Prediction of pKa from chemical structure using free and open-source tools

Williams, Antony; Mansouri, Kamel; Tkachenko, Valery; Cariello, Neal; Korotcov, Alex

doi:10.6084/m9.figshare.6072182.v1

Prediction of pKa from chemical structure using free and open-source tools_KM_AJW.pptx (1.5 MB)

Prediction of pKa from chemical structure using free and open-source tools

presentation

posted on 2018-04-01, 14:32 authored by Antony WilliamsAntony Williams, Kamel MansouriKamel Mansouri, Valery Tkachenko, Neal Cariello, Alex Korotcov

The ionization state of a chemical, reflected in pKa values, affects lipophilicity, solubility, protein binding and the ability of a chemical to cross the plasma membrane. These properties govern the pharmacokinetic parameters such as absorption, distribution, metabolism, excretion and toxicity and thus pKa is a fundamental chemical property and is used in many models of chemical toxicity.
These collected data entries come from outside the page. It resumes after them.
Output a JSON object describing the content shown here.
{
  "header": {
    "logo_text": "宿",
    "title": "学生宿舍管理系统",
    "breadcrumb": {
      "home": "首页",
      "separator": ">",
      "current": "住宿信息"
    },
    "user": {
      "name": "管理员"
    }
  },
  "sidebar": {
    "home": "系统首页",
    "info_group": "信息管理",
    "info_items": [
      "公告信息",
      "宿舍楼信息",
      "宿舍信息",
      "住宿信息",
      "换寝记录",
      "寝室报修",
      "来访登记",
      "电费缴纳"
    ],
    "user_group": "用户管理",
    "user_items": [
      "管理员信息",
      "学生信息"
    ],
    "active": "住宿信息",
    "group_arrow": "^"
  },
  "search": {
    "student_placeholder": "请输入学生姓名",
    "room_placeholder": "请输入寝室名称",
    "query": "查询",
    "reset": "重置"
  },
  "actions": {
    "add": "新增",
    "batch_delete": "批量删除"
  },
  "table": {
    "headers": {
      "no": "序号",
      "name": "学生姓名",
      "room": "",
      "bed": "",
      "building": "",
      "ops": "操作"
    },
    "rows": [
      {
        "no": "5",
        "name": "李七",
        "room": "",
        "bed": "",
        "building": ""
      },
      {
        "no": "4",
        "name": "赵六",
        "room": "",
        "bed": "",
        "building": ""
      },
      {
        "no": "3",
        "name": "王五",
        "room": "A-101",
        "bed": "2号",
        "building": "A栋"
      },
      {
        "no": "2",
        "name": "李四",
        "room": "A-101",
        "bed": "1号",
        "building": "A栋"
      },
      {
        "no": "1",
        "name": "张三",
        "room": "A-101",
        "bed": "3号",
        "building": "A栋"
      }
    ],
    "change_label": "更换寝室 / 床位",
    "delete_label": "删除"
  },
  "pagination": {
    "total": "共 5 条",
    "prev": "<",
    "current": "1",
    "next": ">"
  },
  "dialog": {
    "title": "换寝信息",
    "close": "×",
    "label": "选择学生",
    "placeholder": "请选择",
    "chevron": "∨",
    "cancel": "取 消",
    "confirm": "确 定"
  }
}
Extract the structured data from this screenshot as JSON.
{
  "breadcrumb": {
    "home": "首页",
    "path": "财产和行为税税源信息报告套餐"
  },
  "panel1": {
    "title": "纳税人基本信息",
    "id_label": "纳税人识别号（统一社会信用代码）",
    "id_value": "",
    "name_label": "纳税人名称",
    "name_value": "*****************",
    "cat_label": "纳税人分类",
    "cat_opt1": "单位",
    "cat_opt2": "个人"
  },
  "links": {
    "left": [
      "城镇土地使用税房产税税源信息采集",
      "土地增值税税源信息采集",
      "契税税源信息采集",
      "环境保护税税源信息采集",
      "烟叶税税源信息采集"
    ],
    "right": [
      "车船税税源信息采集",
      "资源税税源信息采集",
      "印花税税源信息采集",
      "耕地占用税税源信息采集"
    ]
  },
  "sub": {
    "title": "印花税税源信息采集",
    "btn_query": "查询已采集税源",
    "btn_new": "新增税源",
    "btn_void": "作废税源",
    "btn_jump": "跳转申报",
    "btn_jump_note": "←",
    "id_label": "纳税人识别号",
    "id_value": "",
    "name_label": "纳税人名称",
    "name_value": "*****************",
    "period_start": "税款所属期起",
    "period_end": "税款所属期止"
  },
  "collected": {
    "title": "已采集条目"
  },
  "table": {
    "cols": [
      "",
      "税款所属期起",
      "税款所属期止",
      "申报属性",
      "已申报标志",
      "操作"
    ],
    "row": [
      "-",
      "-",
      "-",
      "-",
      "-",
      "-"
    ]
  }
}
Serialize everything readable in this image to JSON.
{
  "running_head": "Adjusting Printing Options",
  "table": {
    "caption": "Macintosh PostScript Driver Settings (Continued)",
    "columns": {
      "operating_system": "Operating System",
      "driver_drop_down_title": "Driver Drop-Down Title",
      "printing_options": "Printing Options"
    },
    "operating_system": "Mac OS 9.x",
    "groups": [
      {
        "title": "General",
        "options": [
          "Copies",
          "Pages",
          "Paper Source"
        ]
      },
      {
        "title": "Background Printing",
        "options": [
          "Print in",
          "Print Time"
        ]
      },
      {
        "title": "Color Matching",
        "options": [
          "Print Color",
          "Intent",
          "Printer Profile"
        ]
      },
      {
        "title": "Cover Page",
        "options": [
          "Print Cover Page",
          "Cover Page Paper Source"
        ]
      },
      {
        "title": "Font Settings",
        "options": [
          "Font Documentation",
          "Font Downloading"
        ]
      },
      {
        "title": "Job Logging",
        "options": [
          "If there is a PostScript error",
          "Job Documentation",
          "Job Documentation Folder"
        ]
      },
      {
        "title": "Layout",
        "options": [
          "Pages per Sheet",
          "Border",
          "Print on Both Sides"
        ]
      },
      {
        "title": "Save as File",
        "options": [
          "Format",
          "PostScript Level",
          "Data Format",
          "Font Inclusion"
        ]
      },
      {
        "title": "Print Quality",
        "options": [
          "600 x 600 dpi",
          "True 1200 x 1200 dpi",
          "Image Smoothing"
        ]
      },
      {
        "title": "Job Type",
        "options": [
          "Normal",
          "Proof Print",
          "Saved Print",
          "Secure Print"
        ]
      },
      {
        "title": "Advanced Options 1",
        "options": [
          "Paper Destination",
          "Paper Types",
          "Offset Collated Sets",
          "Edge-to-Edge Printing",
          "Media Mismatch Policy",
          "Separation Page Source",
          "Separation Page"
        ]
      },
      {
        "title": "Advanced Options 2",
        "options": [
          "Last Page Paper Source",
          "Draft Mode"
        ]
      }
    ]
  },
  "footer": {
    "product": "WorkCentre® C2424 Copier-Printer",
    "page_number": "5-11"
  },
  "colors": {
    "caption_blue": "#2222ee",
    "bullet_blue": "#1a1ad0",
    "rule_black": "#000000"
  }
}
Experimentally determining pKa is not feasible for high-throughput assays. Predicting pKa is challenging and existing models have been developed only using restricted chemical space (e.g., anilines, phenols, benzoic acids, primary amines) and lack of a generalized model impedes ADME modeling.

No free and open source models exist for heterogeneous chemical classes, however, several proprietary programs exist. In this work, pKa open data bundled with DataWarrior (http://www.openmolecules.org/) were used to develop predictive models for pKa. After data cleaning, there were ~3100 and ~3900 monoprotic chemicals with an acidic or basic pKa, respectively. 1D and 2D chemical descriptors (AlogP, Topological polar surface area, etc) in addition to 12 fingerprints (presence or absence of a chemical group) were generated using PaDEL software. Three datasets were used: acidic, basic and acidic and basic combined.

13 datasets were examined, the 1D/2D descriptors and 12 fingerprints. Using the Extreme Gradient Boosting algorithm showed that the MACCS and Substructure Count fingerprints yielded the best results, with models showing an R-Squared of ~0.78 and a RMSE of 1.42.

Recently, Deep Learning models have showed remarkable progress in image recognition and natural language processing. To determine if the Deep Learning algorithms would increase model performance we examined the datasets and found that the Deep Learning models were somewhat superior than Extreme Gradient Boosting with an R-Squared of ~0.80 and an RMSE of ~1.38.

This work does not reflect U.S. EPA policy.